На ужин Тимоти привез нас в свой любимый французский ресторан напротив любопытной скульптуры в античном стиле, известной под названием «Водяная Башня». Очередное подтверждение одной из максим Фицджеральда про очень богатых: они отличаются от тебя и меня. О французских ресторанах мне известно не больше, чем о тибетских или марсианских. Родители никогда не водили меня в «Ле-Павильон» или «Шамбор» по торжественным случаям: по окончании школы меня повели в «Брасс-Рейл», а в день получения стипендии — в «Шраффт», где обед на троих обошелся долларов в двенадцать, а я был на седьмом небе от счастья. В тех редких случаях, когда я приглашал на обед девушку, пиршество всегда ограничивалось пиццей или кунг-почи-динг.

Меню во французском заведении, выпендреж с золотыми тиснеными буквами на листах пергамента размером с газету, представляло для меня непроницаемую тайну. А мой однокурсник, сосед по комнате, Тимоти свободно ориентировался в этих каббалистических надписях, предлагая нам отведать quenelles aux huitres, crepes farcies et roulees, escalopes de veau a 1\'estragon, tournedos sautes chasseur, homard a 1\'americaine[7]. Оливер, естественно, плавал, как и я, но Нед, будучи, как в я, типичным представителем среднего класса, к моему удивлению, проявил полную компетентность и со знанием дела обсуждал с Тимоти сравнительные достоинства gratin de ris de veau, rognons de veau a la bor-delaise, caneton aux cerises, supremes de volaille aux champignons[8]. (Потом он объяснил, что однажды летом, когда ему стукнуло шестнадцать, он служил мальчиком для утех одному видному нью-гемпширскому гурману.) С меню я однозначно не мог управиться, и Нед сделал заказ для меня, а Тимоти оказал ту же услугу Оливеру. Я вспоминаю устриц, черепаховый суп, белое вино, сменившееся красным, что-то восхитительное из телятины, состоящий в основном из воздуха картофель, брокколи в густом желтом соусе. По рюмашке коньяку на каждого напоследок. Тучи официантов обхаживали нас настолько бережно, будто мы были разгулявшимися банкирами, а не четверкой затрапезно одетых студентов. Я мельком разглядел счет, и сумма меня поразила: сто двенадцать долларов, не считая чаевых. Широким жестом Тимоти извлек кредитную карточку.

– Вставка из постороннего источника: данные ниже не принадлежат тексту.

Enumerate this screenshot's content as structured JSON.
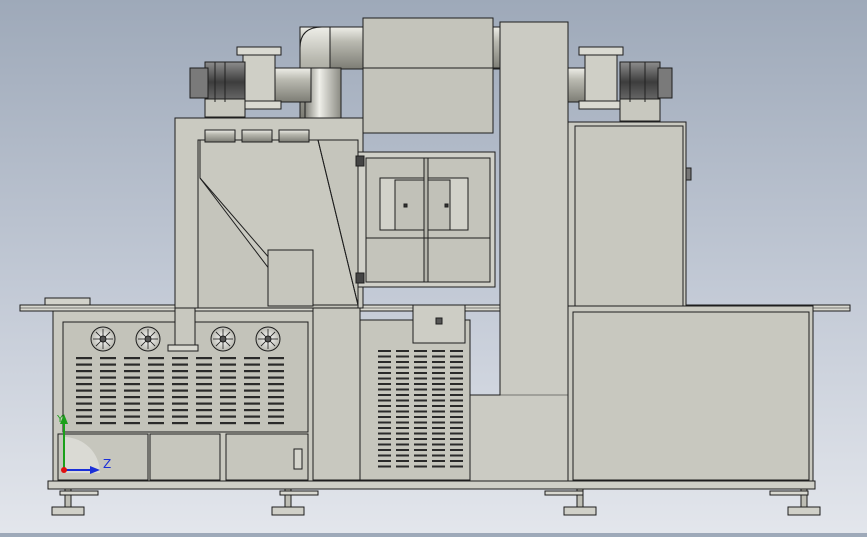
{
  "viewport": {
    "background_top": "#9ea9b9",
    "background_bottom": "#e3e6ec",
    "part_fill": "#c8c8bf",
    "part_fill_light": "#d6d6ce",
    "edge_color": "#1e1e1e"
  },
  "triad": {
    "axis_z_label": "Z",
    "axis_y_label": "Y",
    "axis_z_color": "#1a2fd8",
    "axis_y_color": "#1aa01a",
    "origin_color": "#e01010"
  }
}
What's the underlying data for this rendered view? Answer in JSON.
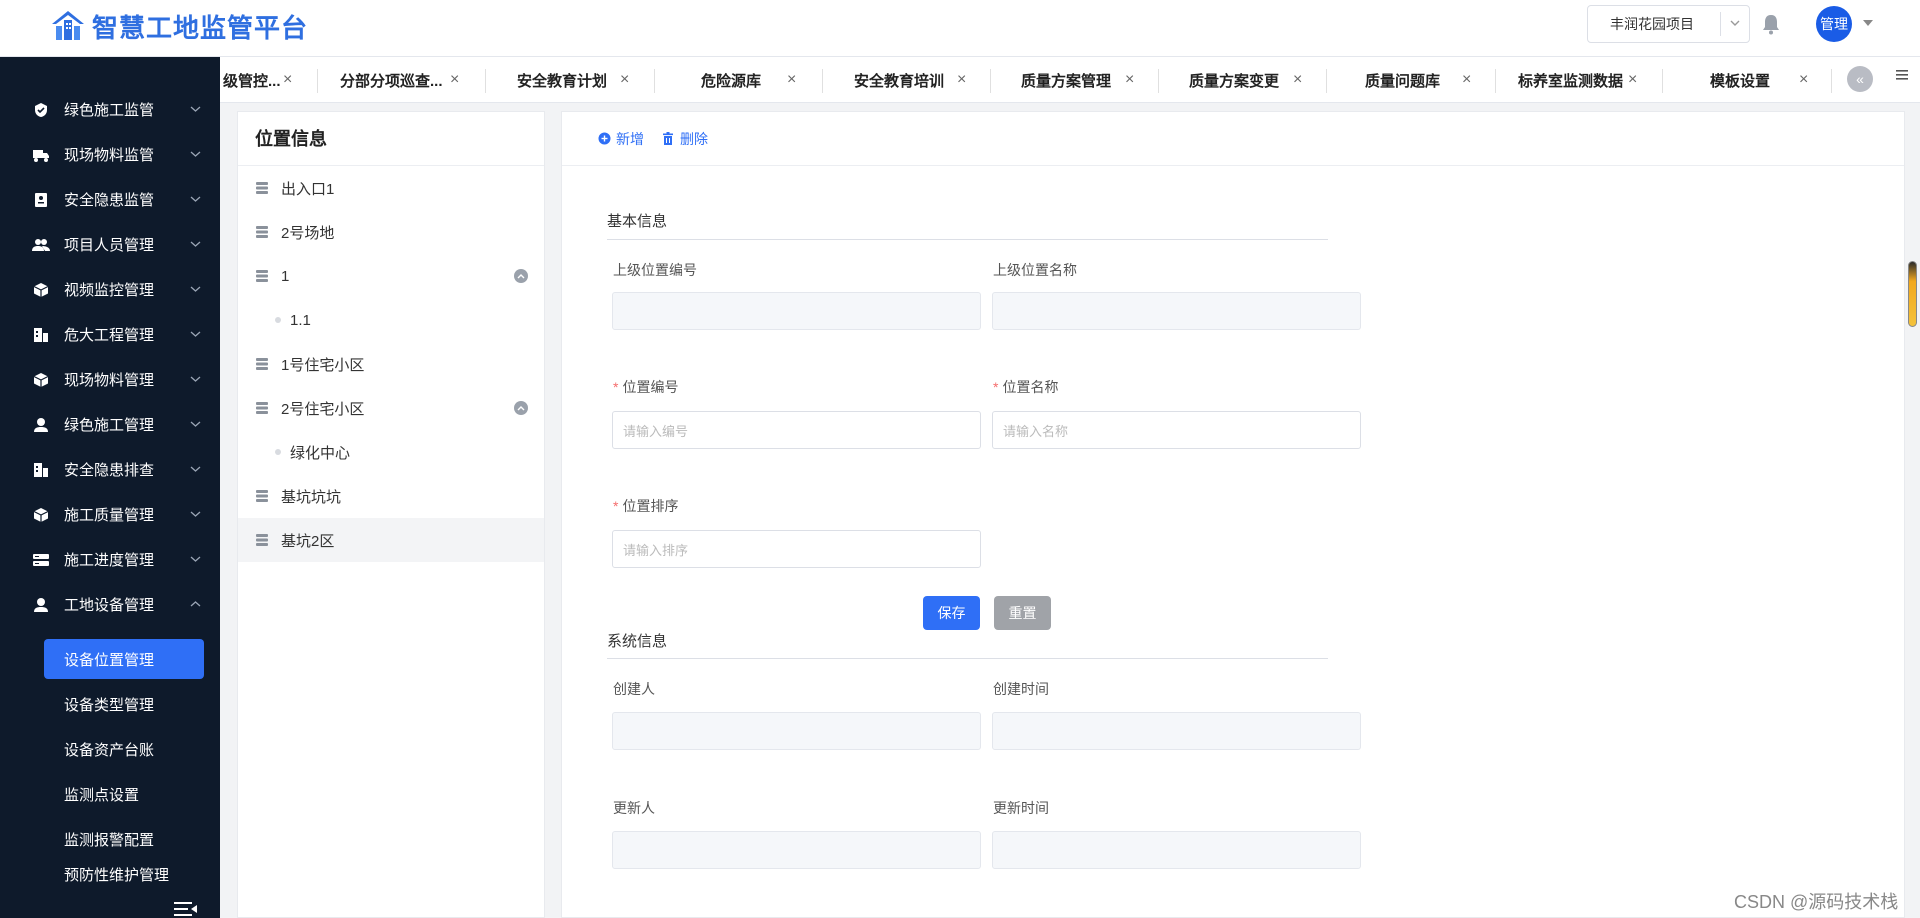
{
  "app": {
    "title": "智慧工地监管平台",
    "project_select": "丰润花园项目",
    "avatar_text": "管理"
  },
  "sidebar": {
    "menu": [
      {
        "label": "绿色施工监管",
        "icon": "leaf-shield-icon",
        "expanded": false
      },
      {
        "label": "现场物料监管",
        "icon": "truck-icon",
        "expanded": false
      },
      {
        "label": "安全隐患监管",
        "icon": "document-icon",
        "expanded": false
      },
      {
        "label": "项目人员管理",
        "icon": "users-icon",
        "expanded": false
      },
      {
        "label": "视频监控管理",
        "icon": "cube-icon",
        "expanded": false
      },
      {
        "label": "危大工程管理",
        "icon": "building-icon",
        "expanded": false
      },
      {
        "label": "现场物料管理",
        "icon": "cube-icon",
        "expanded": false
      },
      {
        "label": "绿色施工管理",
        "icon": "user-icon",
        "expanded": false
      },
      {
        "label": "安全隐患排查",
        "icon": "building-icon",
        "expanded": false
      },
      {
        "label": "施工质量管理",
        "icon": "cube-icon",
        "expanded": false
      },
      {
        "label": "施工进度管理",
        "icon": "server-icon",
        "expanded": false
      },
      {
        "label": "工地设备管理",
        "icon": "user-icon",
        "expanded": true
      }
    ],
    "submenu": [
      {
        "label": "设备位置管理",
        "active": true
      },
      {
        "label": "设备类型管理",
        "active": false
      },
      {
        "label": "设备资产台账",
        "active": false
      },
      {
        "label": "监测点设置",
        "active": false
      },
      {
        "label": "监测报警配置",
        "active": false
      },
      {
        "label": "预防性维护管理",
        "active": false
      }
    ]
  },
  "tabs": [
    {
      "label": "级管控...",
      "closable": true
    },
    {
      "label": "分部分项巡查...",
      "closable": true
    },
    {
      "label": "安全教育计划",
      "closable": true
    },
    {
      "label": "危险源库",
      "closable": true
    },
    {
      "label": "安全教育培训",
      "closable": true
    },
    {
      "label": "质量方案管理",
      "closable": true
    },
    {
      "label": "质量方案变更",
      "closable": true
    },
    {
      "label": "质量问题库",
      "closable": true
    },
    {
      "label": "标养室监测数据",
      "closable": true
    },
    {
      "label": "模板设置",
      "closable": true
    }
  ],
  "tab_scroll_label": "«",
  "location_panel": {
    "title": "位置信息",
    "nodes": [
      {
        "label": "出入口1",
        "level": 0,
        "toggle": false,
        "selected": false
      },
      {
        "label": "2号场地",
        "level": 0,
        "toggle": false,
        "selected": false
      },
      {
        "label": "1",
        "level": 0,
        "toggle": true,
        "selected": false
      },
      {
        "label": "1.1",
        "level": 1,
        "toggle": false,
        "selected": false
      },
      {
        "label": "1号住宅小区",
        "level": 0,
        "toggle": false,
        "selected": false
      },
      {
        "label": "2号住宅小区",
        "level": 0,
        "toggle": true,
        "selected": false
      },
      {
        "label": "绿化中心",
        "level": 1,
        "toggle": false,
        "selected": false
      },
      {
        "label": "基坑坑坑",
        "level": 0,
        "toggle": false,
        "selected": false
      },
      {
        "label": "基坑2区",
        "level": 0,
        "toggle": false,
        "selected": true
      }
    ]
  },
  "form": {
    "toolbar": {
      "add": "新增",
      "delete": "删除"
    },
    "basic_title": "基本信息",
    "parent_code_label": "上级位置编号",
    "parent_name_label": "上级位置名称",
    "code_label": "位置编号",
    "code_placeholder": "请输入编号",
    "name_label": "位置名称",
    "name_placeholder": "请输入名称",
    "sort_label": "位置排序",
    "sort_placeholder": "请输入排序",
    "save": "保存",
    "reset": "重置",
    "system_title": "系统信息",
    "creator_label": "创建人",
    "created_time_label": "创建时间",
    "updater_label": "更新人",
    "updated_time_label": "更新时间"
  },
  "watermark": "CSDN @源码技术栈",
  "colors": {
    "primary": "#2f6ff6",
    "sidebar_bg": "#0e1a2b",
    "required": "#f56c6c"
  }
}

Меня лихорадило, кружилась голова, я чувствовал, что переел: мне даже показалось, что меня вот-вот стошнит прямо на стол, здесь же, среди хрустальных подсвечников, красных ворсистых обоев, изящных скатертей. Позыв прошел без последствий, и уже на улице я почувствовал себя лучше. Я сделал мысленную зарубку на память насчет того, что лет сорок-пятьдесят от бессмертия надо будет посвятить серьезному изучению кулинарного искусства. Тимоти предложил двинуть дальше, по отличным кафе, но все мы уже изрядно подустали и отказались. Вернулись в отель пешком, пройдя по пронизывающему холоду не меньше часа.

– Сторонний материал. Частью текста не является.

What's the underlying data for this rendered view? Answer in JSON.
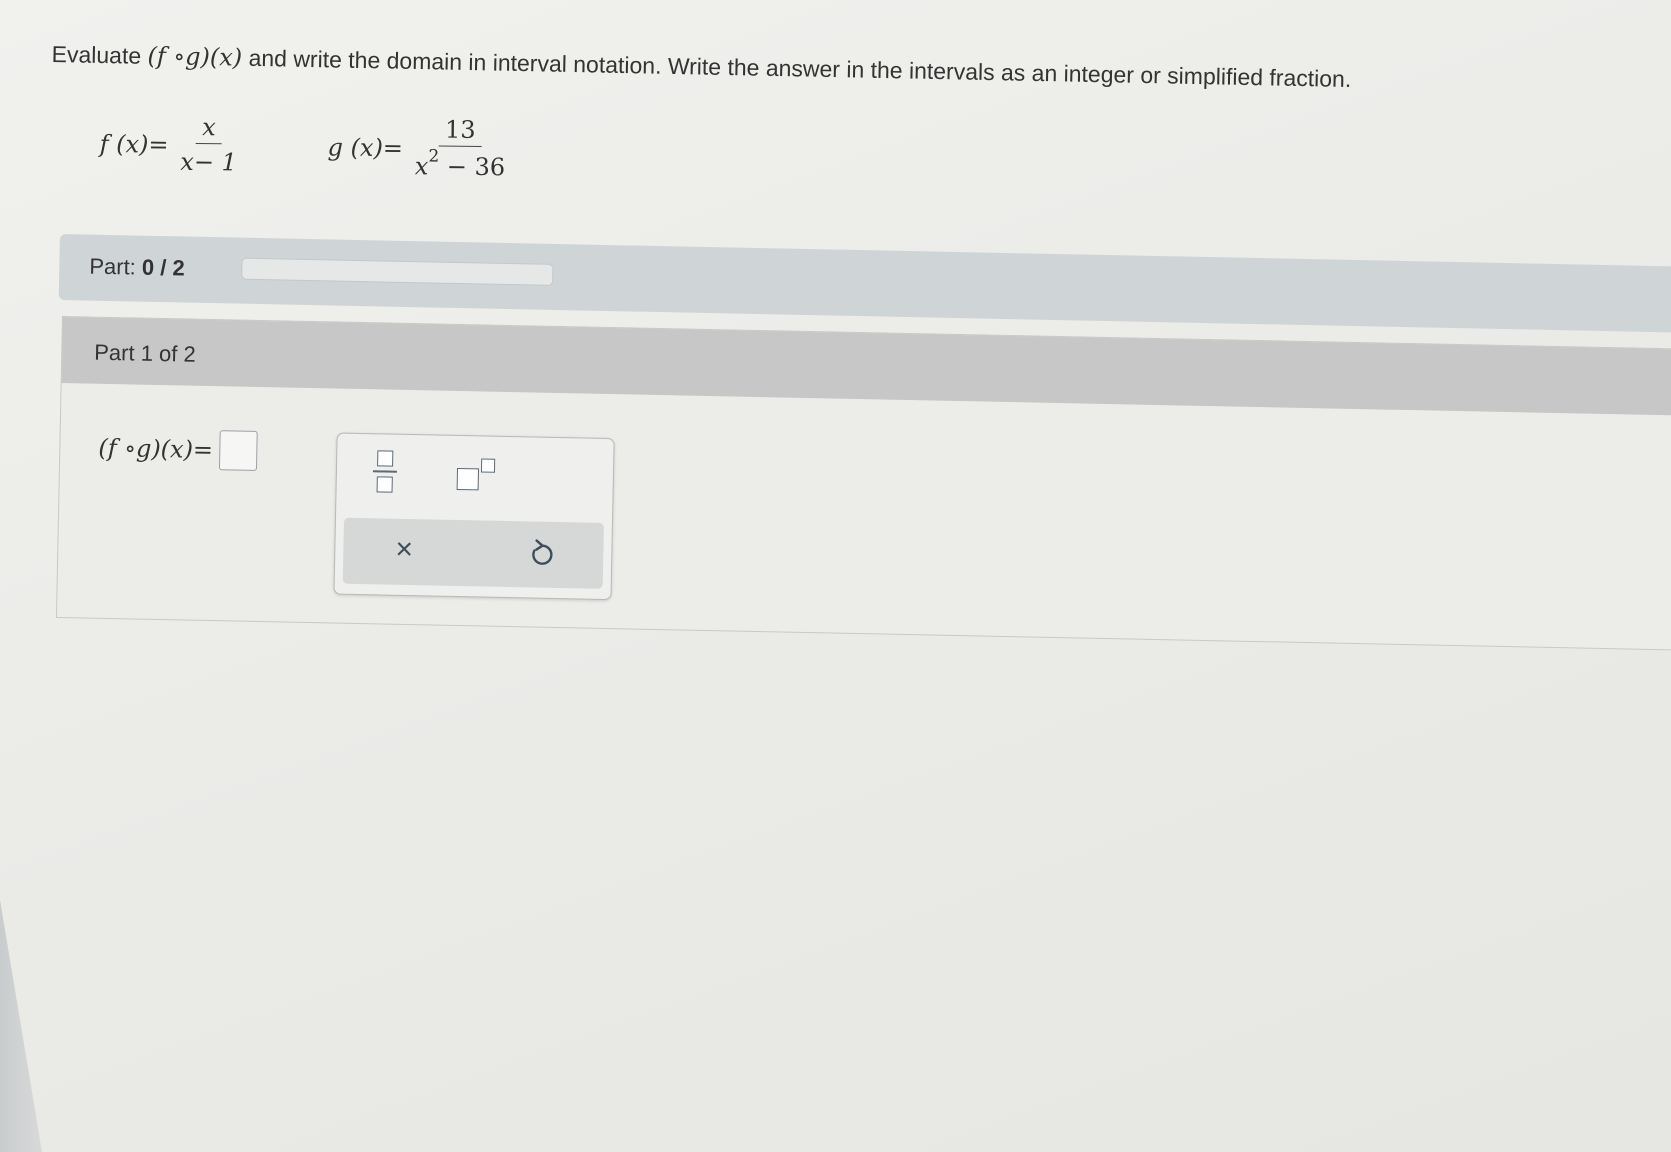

Мы сняли номер с двумя спальнями: в одной — Нед и я, в другой — Тимоти и Оливер. Несмотря на полную измочаленность, я, можно сказать, не спал, оставаясь в каком-то полудремотном, дурном состоянии. Богатый ужин камнем лег на мои потроха. Я решил, что для меня лучше всего будет хорошенько поблевать через пару часов. Когда приспичило, я как был голый побрел в ванную, разделявшую две наши спальни, и в темном коридоре столкнулся с пугающим видением. Обнаженная девушка, повыше меня ростом, с отвисшими тяжелыми грудями, поразительно крутыми бедрами, с венчиком из коротких вьющихся волос каштанового цвета. Суккуб ночи! Призрак, порожденный моим воспаленным воображением! «Привет, красавчик», — проворковала она, подмигнула и проследовала мимо в облаке духов и вожделения, оставив меня изумленно глазеть на ее удаляющиеся пышные ягодицы, пока за ними не закрылась дверь в ванную.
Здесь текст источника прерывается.